Le opinioni espresse in questo editoriale sono esclusivamente dell’autore e non riflettono necessariamente il punto di vista della redazione.
Percorrendo come studenti i chiostri e gli spazi della nostra università nei giorni i cui a Milano si celebra l’annuale kermesse del Salone del Mobile, tutto fa pensare meno che ad attraversare spazi di studio. Da quasi 15 anni ormai la sede di via Festa del Perdono durante i 10 giorni di esposizioni si trasforma totalmente, da tempio e luogo del sapere si trasforma in vetrina e tempio della forma. Giusto il tempo di accogliere migliaia di frettolosi “turisti” a caccia, se va bene, di un’interpretazione alle installazioni spesso fallace, o ad un selfie mal scattato il più delle volte.
Ci si trova quindi a chiedersi perché un’università pubblica, segnatamente presso la sede di facoltà umanistiche, che dovrebbe fungere da culla di quel sapere frutto di scambio e di arricchimento, si trovi a mutare la propria pelle e trasformarsi in un palcoscenico per la promozione di brand privati che nulla hanno a che vedere con lo spirito universitario.
Non si sta muovendo una critica alla possibilità che la nostra università accolga designer, architetti, promuovendo il tanto celebrato oggi Made in Italy, ma si contesta l’idea che in maniera totalmente acritica e senza alcun tipo di beneficio per lo studente, si cali dall’alto un evento che va a snaturare completamente il ruolo e la missione dell’università pubblica.
Forse questa è la vera domanda da porsi. Quale ruolo riveste l’università di Milano in questo evento e più in generale che funzione ha l’università pubblica oggi?
Camminando per i chiostri tra il 7 e il 17 aprile (peraltro alcuni, come il cortile Farmacia, aperti esclusivamente per il Fuorisalone e per il resto perennemente chiusi e mai a disposizione di chi davvero vive quotidianamente l’università) si ha più l’impressione di camminare in un negozio.
Al di là quindi dell’assenza di una ratio nelle installazioni che ormai sono esposte esclusivamente per promuovere e non per il valore intrinseco che esse hanno, non si può tollerare che spazi universitari di per sé deputati all’accoglienza e allo scambio di idee fra studenti, ricercatori e professori, vengano ridotti a mero luogo espositivo.

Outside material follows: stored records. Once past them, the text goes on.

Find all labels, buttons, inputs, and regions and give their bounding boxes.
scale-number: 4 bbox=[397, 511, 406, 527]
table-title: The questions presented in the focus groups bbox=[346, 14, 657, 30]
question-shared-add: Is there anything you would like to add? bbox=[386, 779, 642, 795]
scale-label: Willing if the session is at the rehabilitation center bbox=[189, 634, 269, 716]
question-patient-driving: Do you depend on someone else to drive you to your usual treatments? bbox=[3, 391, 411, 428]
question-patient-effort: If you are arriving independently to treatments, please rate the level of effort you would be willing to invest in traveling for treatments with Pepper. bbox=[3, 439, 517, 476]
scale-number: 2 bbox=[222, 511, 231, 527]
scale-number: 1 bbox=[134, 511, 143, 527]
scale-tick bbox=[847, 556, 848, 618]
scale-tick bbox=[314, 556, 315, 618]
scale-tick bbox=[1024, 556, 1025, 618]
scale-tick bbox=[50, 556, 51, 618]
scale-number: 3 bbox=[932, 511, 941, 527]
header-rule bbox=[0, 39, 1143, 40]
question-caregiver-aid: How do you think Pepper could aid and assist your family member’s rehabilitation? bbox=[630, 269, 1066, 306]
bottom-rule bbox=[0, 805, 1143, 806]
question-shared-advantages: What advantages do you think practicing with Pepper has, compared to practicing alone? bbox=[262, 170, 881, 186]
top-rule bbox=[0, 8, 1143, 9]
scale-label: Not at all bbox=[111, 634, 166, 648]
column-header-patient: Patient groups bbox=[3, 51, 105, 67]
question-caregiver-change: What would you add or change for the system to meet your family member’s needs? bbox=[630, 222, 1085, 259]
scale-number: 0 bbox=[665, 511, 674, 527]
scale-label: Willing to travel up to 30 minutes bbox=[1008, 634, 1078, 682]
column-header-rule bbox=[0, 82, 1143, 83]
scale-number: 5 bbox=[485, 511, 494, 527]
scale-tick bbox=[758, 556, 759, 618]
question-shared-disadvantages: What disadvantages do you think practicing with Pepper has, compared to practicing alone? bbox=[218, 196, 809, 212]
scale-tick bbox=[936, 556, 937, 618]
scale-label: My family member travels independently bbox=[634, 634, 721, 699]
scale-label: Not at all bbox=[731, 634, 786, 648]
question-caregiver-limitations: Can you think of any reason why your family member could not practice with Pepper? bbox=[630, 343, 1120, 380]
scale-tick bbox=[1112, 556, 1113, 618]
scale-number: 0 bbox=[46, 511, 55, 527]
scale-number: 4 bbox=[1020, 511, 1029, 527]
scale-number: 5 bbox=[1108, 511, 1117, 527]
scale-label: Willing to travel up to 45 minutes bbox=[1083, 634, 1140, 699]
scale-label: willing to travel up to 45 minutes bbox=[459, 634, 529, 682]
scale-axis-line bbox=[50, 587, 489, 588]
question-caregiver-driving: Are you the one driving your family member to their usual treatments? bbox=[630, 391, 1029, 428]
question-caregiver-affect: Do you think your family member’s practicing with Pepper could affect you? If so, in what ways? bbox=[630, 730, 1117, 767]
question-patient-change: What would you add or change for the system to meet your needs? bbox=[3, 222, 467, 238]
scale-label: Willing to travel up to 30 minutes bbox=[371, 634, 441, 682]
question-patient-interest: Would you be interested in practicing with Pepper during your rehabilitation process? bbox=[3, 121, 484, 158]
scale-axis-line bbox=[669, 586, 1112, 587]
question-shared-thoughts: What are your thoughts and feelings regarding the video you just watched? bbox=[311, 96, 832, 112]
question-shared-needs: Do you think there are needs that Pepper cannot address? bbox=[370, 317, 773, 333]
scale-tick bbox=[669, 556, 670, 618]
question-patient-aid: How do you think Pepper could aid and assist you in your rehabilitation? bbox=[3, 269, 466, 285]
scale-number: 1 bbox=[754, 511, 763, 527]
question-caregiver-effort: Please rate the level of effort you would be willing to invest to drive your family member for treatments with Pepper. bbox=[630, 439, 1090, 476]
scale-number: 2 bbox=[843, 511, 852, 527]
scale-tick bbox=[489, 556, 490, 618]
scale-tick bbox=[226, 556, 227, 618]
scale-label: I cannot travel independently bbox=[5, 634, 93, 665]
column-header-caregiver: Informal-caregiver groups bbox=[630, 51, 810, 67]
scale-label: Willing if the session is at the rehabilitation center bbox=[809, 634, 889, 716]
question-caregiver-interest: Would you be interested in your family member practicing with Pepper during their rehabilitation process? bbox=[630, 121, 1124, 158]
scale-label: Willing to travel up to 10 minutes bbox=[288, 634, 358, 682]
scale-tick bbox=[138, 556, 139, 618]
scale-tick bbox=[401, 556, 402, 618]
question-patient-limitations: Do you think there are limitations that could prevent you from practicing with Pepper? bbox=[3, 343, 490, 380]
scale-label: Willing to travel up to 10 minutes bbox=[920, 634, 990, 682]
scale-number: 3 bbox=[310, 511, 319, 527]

Esistono tante modalità differenti per valorizzare un’università promuovendo al tempo stesso il design, come ad esempio organizzare incontri, seminari o ospitare esponenti del settore, modalità forse più consone all’ambiente universitario.
Se poi la replica si sposta sul piano economico è possibile sostenere che attraverso questo evento è possibile acquisire risorse importanti, ma ciò contrasterebbe con l’obiettivo primario di un’università pubblica. Essa ha infatti come obiettivo la formazione e la crescita accademica e professionale di studenti e ricercatori e non mira ad uno scopo lucrativo, altrimenti sarebbe da considerarsi un’impresa. E se volessimo portare alle estreme conseguenze questo ragionamento massimizzando ciò che si ricava col Fuorisalone, allora sarebbe decisamente più lucrativo affittare sistematicamente i chiostri di Festa del Perdono per gli eventi più disparati. Sarebbe a tutti gli effetti la crisi dell’università in senso stretto e la vittoria acclarata del profitto sul diritto costituzionale allo studio. Se infatti vi è crisi di fondi essi vanno richiesti al ministero competente, ma cercare di svendere gli spazi barattando la serenità dell’ambiente universitario per delle risorse ovviamente limitate dimostra la debolezza odierna del welfare state, oltre a dare un’immagine sbagliata della nostra università.
Risulta peraltro ardito sostenere che con questo evento la Statale acquisti visibilità perché è pressoché nulla oltre che indimostrabile la correlazione tra l’evento e le nuove iscrizioni. Chi mai fra i tanti che passano tra i chiostri deciderebbe di iscriversi in Statale solamente dopo aver transitato durante questi fatidici dieci giorni? Resta quindi da capire quale strada intenda percorrere la dirigenza: perseverare con la “turisticizzazione” di UNIMI e asservirla all’evento di turno impoverendola, oppure ridarle lustro trasformandola in un’eccellenza italiana. A lei la scelta!